No final dos trabalhos e relatórios, que devem terminar em 2009, os resultados serão disponibilizados gratuitamente à comunidade científica para posteriores investigações.

Quinta-feira, o D.Carlos termina a sua parte da missão, cedendo depois a vez ao navio inglês Discovery, que vai fazer o levantamento biológico do mar da Nazaré, estudando a fauna e flora da área de influência da fossa.

Este canhão pode ser uma das razões para o elevado número de pescado capturado ao largo de Peniche e Nazaré já que os peixes de águas profundas chegam mais facilmente ao litoral, ajudando a tradição pesqueira daqueles dois portos.

Trata-se de "uma depressão profunda junto de uma zona mais superficial", o que permite avaliar as trocas directas entre vários ecossistemas marinhos diferenciados.

Apesar de ter sido sujeito a vários estudos ao longo das últimas décadas, o canhão submarino da Nazaré permanece como um mistério para os investigadores, já que tem origem numa falha tectónica que não é visível para a superfície.

Além disso, os canhões normalmente estão associados a grandes rios, servindo de vazadouros dos seus sedimentos o que também não sucede.

à superfície, a fossa imensa da Nazaré termina no pequeno rio Alcôa e colide depois com a Serra dos Candeeiros e com o maciço calcário estremenho, o que tem levantado várias teorias.

"Há quem defenda que este canhão teve origem no rio Mondego que depois se desviou para norte", explicou Ana Santos, engenheira geóloga e sub-tenente do D.Carlos I.

Depois, o canhão funciona como uma gigantesco aspirador de areia, que engole o areal da costa portuguesa, principalmente na costa a norte da Nazaré.

"Há tempestades de Inverno que provocam avalanches de sedimentos pelo canhão abaixo", explicou João Vitorino, salientando que o IH possui três estações permanentes de observação das correntes, salinidade, marés e movimento de areias no fundo do mar.
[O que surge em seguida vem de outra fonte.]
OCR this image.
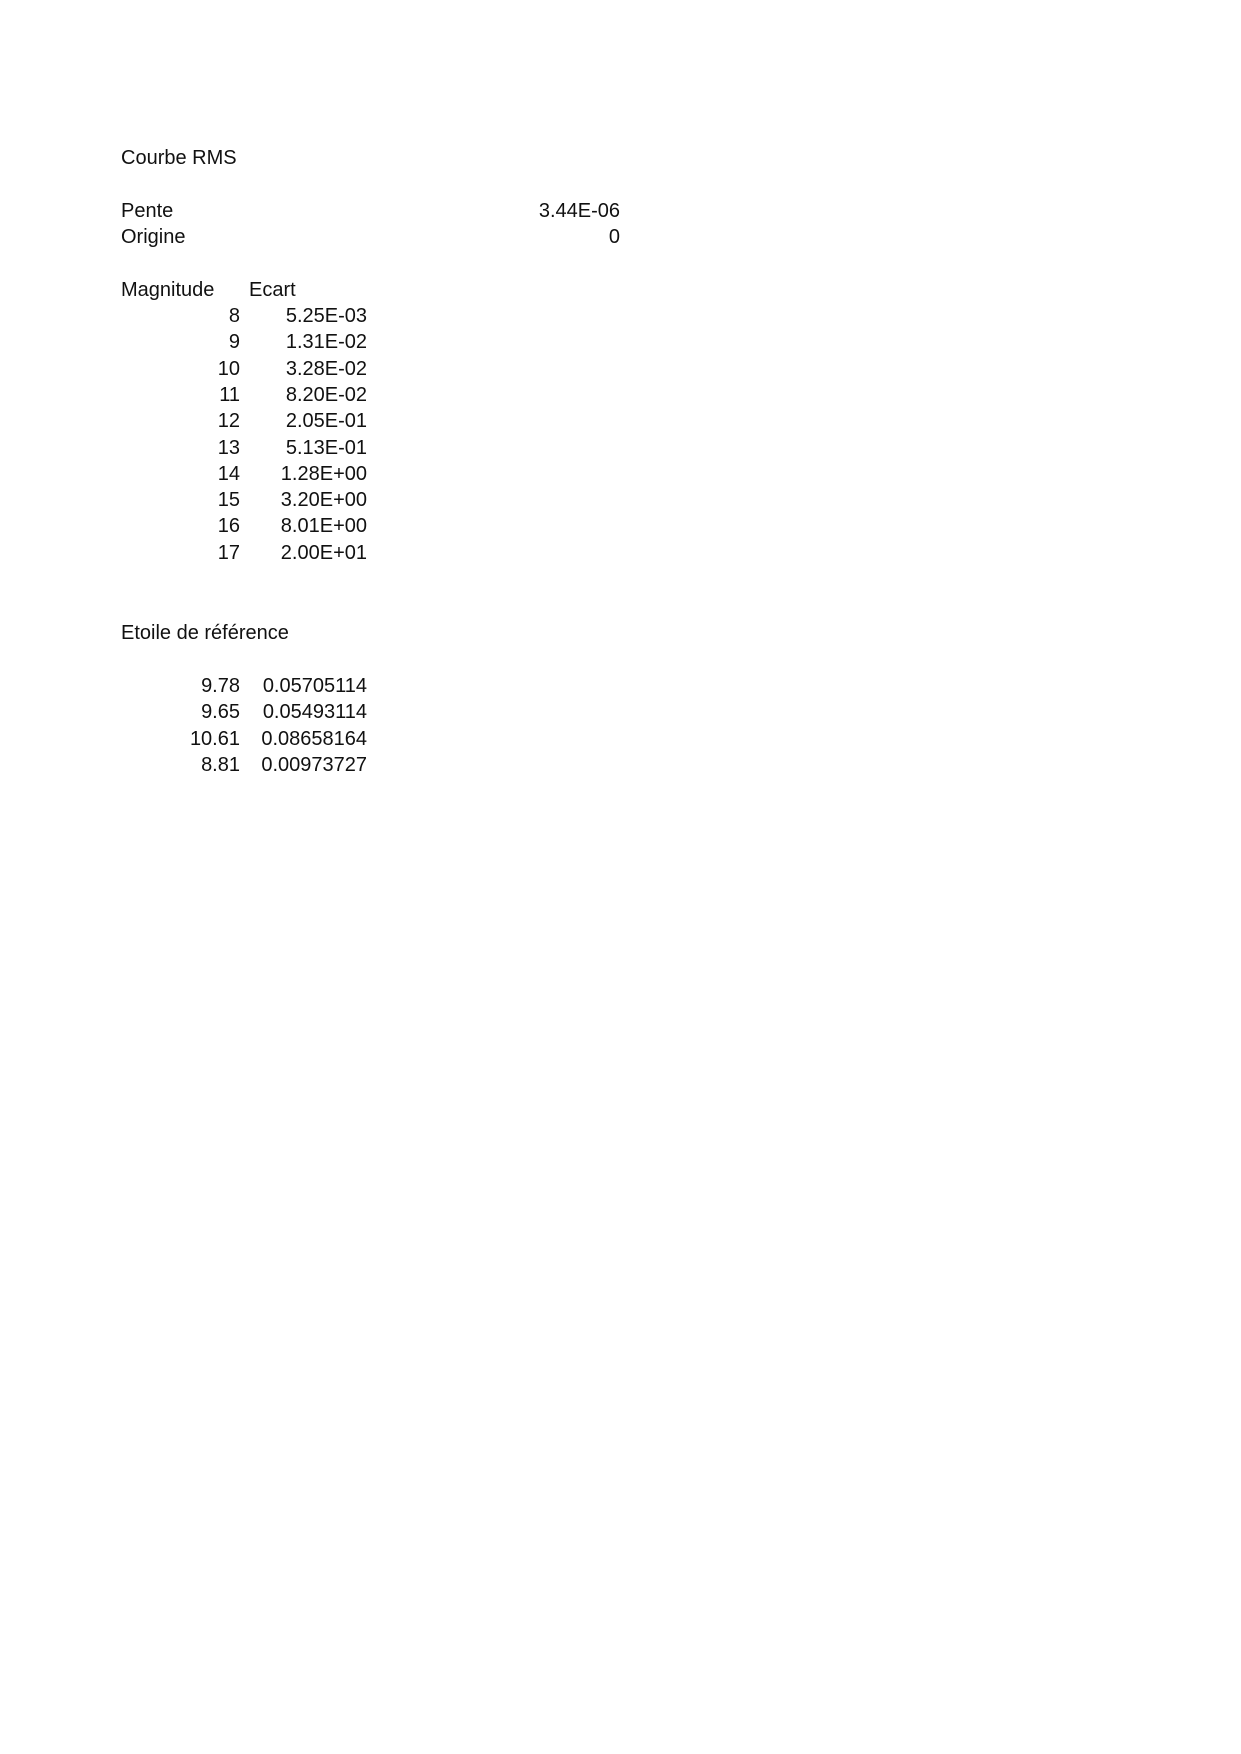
Courbe RMS
Pente	3.44E-06
Origine	0
Magnitude Ecart
8	5.25E-03
9	1.31E-02
10	3.28E-02
11	8.20E-02
12	2.05E-01
13	5.13E-01
14	1.28E+00
15	3.20E+00
16	8.01E+00
17	2.00E+01
Etoile de référence
9.78	0.05705114
9.65	0.05493114
10.61	0.08658164
8.81	0.00973727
O D.Carlos I português foi adquirido aos Estados Unidos e a Marinha actualizou-o com uma série de equipamentos, entre os quais um sonar multifeixes, que permite cartografar grandes extensões do fundo do mar.
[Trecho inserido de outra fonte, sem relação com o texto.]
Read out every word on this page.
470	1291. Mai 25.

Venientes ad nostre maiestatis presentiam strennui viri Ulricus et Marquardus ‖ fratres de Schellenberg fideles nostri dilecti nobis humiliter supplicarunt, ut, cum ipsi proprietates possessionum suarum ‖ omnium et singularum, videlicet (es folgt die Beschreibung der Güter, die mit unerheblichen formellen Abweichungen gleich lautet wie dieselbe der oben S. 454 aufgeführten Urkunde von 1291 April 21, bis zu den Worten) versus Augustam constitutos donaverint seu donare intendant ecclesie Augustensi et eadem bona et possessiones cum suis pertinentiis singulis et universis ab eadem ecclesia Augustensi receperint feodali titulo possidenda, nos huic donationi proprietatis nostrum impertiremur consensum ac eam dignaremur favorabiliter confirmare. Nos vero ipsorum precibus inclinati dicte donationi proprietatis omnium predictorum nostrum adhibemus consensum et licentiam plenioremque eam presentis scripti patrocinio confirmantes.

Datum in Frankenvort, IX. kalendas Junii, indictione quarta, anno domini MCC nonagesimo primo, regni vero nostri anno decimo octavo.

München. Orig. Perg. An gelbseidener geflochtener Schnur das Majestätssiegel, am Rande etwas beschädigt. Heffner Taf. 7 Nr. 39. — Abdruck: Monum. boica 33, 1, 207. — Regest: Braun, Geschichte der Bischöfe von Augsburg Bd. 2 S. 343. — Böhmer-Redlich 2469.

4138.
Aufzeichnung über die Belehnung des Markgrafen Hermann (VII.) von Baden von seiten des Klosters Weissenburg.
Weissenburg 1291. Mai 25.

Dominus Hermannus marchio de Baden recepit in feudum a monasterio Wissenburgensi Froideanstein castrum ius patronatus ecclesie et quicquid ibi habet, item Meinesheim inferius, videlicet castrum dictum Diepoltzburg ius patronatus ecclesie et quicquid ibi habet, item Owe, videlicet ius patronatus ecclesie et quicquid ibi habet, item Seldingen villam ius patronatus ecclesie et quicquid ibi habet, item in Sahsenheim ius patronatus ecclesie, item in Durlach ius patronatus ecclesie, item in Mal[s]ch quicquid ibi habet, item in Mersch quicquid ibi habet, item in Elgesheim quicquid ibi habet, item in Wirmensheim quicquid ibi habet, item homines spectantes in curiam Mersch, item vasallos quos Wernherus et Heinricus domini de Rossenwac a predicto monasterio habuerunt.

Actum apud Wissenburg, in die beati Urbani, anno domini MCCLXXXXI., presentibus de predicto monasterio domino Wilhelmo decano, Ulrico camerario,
Este equipamento constitui o topo de gama dos sonares e é único em Portugal permitindo cartografar a plataforma continental portuguesa, um instrumento essencial para identificar riquezas naturais.

Esta cartografia do fundo mar é muito importante para identificar as potencialidades da plataforma continental e prevenir eventuais usos abusivos dos pesqueiros, como alertou Anabela Oliveira.

"Cada vez mais os barcos de pesca vão mais fundo e temos de estudar esses ecossistemas antes que lá cheguem os arrastões e destruam tudo", criticou esta investigadora, de 39 anos, visivelmente indignada com os "abusos" de alguns navios.

Mais político na resposta foi João Vitorino, que defende a "exploração sustentada" do mar, cabendo a estas equipas de investigação dar os pareceres técnicos aos autores das leis de gestão destes recursos naturais.

Durante a visita de jornalistas ao barco, foi descida uma sonda por duas ocasiões para identificar e estudar pontos definidos no mar, que depois irão servir de base a estudos posteriores sobre toda a área envolvente do canhão.

As areias e os sedimentos são recolhidos para análises posteriores e a água será estudada em conjunto com a equipa de investigação da área da biologia, que se irá seguir.

Ao longo dos últimos dias, a equipa de investigadores foi surpreendida com a força das correntes no fundo do mar e com o tipo de sedimentos encontrados em alguns locais.

No subsolo da zona envolvente do canhão, deverá estar a maior reserva de hidrocarbnonetos da Europa, embora os estudos já realizados não indiquem viabilidade de exploração.

"É uma área ideal para hidrocarbonetos porque temos uma bacia de sedimentos que pode prender grandes quantidades de petróleo", explicou Anabela Oliveira.